Saturday, September 24, 2016

Pursuit of victory

I wonder if it's rational to choose to play a game precisely in order to win. Winning is a practice-internal goal. Does this goal make sense when one isn't already decided on playing the game? Of course people do choose to play in order to win. But I wonder if those aren't cases where the victory is a means to something else, like money, fame or satisfaction?

7 comments:

Brandon said...

All goals seem to be practice-internal with respect to some practice. Money doesn't make sense as a goal unless you are already set on engaging in the relevant practices that make it a goal, for instance, and similar things can certainly be said of fame.

Alexander R Pruss said...

Money makes sense as a instrumental goal even if you aren't engaging in any financial practices, because you can foresee that if you engage in the financial practice you will get money and you can then exchange money for wisdom (say, by buying books). Likewise, victory makes sense as an instrumental goal when you're not playing.
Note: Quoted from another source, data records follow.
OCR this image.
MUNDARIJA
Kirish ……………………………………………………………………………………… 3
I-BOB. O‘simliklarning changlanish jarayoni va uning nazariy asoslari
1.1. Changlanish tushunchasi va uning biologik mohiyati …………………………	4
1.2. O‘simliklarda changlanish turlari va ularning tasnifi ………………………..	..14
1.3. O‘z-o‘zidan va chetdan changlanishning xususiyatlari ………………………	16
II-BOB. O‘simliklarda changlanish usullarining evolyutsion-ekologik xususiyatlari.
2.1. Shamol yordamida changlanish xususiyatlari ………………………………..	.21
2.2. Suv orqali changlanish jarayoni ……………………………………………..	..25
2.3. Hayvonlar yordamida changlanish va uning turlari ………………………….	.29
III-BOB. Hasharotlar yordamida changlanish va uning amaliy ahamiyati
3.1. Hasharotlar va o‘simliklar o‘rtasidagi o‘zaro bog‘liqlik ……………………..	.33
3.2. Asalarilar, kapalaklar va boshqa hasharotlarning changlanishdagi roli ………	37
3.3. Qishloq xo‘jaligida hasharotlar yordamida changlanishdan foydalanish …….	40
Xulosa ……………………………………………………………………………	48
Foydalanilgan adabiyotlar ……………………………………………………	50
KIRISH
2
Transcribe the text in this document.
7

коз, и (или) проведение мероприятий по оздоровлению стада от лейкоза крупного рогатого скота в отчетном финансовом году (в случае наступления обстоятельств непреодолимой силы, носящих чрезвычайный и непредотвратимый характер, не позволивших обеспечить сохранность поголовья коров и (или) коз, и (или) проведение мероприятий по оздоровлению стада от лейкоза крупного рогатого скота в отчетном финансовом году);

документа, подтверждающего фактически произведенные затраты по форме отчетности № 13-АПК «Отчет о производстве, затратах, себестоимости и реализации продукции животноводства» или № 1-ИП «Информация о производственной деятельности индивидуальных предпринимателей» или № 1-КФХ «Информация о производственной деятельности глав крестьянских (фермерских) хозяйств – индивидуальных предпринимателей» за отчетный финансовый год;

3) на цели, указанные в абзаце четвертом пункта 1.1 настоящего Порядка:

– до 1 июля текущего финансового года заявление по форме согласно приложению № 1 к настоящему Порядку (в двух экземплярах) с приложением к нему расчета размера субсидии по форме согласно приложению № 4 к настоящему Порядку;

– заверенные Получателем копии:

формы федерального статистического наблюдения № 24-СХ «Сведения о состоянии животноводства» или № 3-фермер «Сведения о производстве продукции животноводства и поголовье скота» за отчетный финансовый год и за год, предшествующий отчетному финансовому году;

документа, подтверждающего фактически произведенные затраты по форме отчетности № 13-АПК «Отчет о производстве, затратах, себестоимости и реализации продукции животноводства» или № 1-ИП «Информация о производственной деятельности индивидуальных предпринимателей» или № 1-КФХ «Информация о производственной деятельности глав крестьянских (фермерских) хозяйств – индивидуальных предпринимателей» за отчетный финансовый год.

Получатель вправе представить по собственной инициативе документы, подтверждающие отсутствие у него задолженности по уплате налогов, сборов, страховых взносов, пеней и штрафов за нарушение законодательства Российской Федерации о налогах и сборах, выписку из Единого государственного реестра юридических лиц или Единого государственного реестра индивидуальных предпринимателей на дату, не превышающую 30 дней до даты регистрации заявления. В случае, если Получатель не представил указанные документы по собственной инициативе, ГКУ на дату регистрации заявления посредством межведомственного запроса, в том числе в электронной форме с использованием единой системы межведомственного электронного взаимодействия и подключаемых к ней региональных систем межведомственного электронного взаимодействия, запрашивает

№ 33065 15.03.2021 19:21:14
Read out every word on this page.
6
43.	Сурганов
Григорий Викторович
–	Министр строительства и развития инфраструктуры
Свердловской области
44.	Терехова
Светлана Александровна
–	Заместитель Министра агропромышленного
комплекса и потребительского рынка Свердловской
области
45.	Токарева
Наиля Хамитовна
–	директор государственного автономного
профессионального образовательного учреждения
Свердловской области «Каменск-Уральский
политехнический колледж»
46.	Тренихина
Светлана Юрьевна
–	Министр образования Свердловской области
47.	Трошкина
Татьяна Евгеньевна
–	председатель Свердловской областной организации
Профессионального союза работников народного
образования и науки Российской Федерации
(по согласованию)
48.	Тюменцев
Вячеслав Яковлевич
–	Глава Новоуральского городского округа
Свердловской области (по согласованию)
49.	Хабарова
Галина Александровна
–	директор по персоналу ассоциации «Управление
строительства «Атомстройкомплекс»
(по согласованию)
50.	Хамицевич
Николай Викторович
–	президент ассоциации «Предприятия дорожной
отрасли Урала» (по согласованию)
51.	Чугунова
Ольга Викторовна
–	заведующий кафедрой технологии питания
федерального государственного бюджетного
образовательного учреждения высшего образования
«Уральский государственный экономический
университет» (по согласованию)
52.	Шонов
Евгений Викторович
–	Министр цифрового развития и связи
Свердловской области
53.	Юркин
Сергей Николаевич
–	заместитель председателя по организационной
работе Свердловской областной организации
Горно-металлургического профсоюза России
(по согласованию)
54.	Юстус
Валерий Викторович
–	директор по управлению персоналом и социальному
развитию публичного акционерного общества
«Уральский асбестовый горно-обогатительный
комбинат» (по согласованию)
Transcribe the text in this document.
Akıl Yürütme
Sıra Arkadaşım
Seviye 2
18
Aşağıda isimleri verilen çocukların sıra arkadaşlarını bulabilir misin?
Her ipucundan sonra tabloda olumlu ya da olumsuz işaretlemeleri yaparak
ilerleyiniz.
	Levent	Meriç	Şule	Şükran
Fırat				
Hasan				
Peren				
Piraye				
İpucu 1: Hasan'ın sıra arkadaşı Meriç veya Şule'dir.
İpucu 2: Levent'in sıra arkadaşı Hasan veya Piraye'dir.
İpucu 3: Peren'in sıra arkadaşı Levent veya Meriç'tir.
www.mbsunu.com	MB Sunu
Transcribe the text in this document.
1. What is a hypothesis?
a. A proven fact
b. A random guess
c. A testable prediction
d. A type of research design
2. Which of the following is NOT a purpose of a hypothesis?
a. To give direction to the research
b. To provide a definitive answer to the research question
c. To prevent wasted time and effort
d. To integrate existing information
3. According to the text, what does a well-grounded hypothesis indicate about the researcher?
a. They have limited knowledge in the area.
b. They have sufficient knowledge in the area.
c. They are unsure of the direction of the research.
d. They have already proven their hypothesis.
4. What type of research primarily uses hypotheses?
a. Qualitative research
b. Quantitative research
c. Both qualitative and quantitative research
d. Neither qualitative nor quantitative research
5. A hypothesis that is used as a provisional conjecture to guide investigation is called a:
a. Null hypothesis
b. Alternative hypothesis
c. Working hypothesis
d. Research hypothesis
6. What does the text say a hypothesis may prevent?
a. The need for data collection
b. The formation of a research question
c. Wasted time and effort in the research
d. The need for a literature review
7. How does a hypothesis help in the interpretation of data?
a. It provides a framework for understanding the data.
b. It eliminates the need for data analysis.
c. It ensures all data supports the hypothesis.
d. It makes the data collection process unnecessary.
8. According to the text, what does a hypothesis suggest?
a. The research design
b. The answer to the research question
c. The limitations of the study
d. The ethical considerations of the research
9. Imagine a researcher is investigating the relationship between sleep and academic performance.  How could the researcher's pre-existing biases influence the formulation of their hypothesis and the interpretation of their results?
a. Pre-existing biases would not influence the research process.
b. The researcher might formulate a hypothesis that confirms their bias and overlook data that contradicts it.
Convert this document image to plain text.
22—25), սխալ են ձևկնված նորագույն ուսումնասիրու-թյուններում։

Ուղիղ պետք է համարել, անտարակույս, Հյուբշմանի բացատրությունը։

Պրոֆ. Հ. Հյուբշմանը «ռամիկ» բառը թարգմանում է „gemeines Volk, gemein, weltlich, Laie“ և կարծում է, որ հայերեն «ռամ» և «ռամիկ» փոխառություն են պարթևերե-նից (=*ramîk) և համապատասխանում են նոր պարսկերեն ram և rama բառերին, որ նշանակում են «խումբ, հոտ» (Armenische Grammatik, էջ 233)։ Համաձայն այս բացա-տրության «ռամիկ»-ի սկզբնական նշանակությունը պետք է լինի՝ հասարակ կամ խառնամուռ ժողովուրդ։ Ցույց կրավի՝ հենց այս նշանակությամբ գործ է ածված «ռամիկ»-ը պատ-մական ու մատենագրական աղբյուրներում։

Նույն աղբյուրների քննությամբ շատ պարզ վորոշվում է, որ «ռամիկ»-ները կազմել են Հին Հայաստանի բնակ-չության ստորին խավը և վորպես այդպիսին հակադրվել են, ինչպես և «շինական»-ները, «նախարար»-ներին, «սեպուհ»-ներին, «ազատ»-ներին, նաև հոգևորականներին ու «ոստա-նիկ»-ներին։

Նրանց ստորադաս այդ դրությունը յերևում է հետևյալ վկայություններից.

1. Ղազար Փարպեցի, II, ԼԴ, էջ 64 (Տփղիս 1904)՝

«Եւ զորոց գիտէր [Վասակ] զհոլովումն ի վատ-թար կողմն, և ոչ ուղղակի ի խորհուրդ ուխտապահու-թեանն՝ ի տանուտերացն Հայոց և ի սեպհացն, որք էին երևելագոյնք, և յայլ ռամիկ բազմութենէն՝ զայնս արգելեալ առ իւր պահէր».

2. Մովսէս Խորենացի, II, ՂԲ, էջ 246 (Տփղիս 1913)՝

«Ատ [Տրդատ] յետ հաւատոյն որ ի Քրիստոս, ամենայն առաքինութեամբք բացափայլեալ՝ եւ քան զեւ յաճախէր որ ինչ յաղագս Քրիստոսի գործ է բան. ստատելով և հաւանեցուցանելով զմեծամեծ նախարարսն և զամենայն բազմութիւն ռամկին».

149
However, victory makes sense as a non-instrumental goal when you are playing. But money never makes sense as a non-instrumental goal.

Dax Bennington said...

I seems like victory can be rational as a non-instrumental goal, but could tend towards vice quickly if it is the only reason for engaging in a game.

Michael Gonzalez said...

Does a goal have to be "instrumental" in order to be rational?

Alexander R Pruss said...

Michael:

No.

Michael Gonzalez said...

Then why think the pursuit of a victory at something (for the sheer joy of it) needs to be a means to something else in order for it to be rational. In any case, in my experience, competitive people are seeking status among their peers and so enter into a competition with the goal of winning and thus climbing or retaining their place on the hierarchy, so to speak. I wonder, though, if that desire for status is rational....

Alexander R Pruss said...

Maybe a practice-internal goal is only conditionally valuable: if one were to engage in the practice, the practice-internal goal would be valuable, but independently of engaging in the practice, the goal isn't valuable.

We all play "the human game". Status in that game can be won by being a chess champion. So one might choose to play chess in order to gain status in "the human game". But then the victory in chess is a constitutive means to status in "the human game".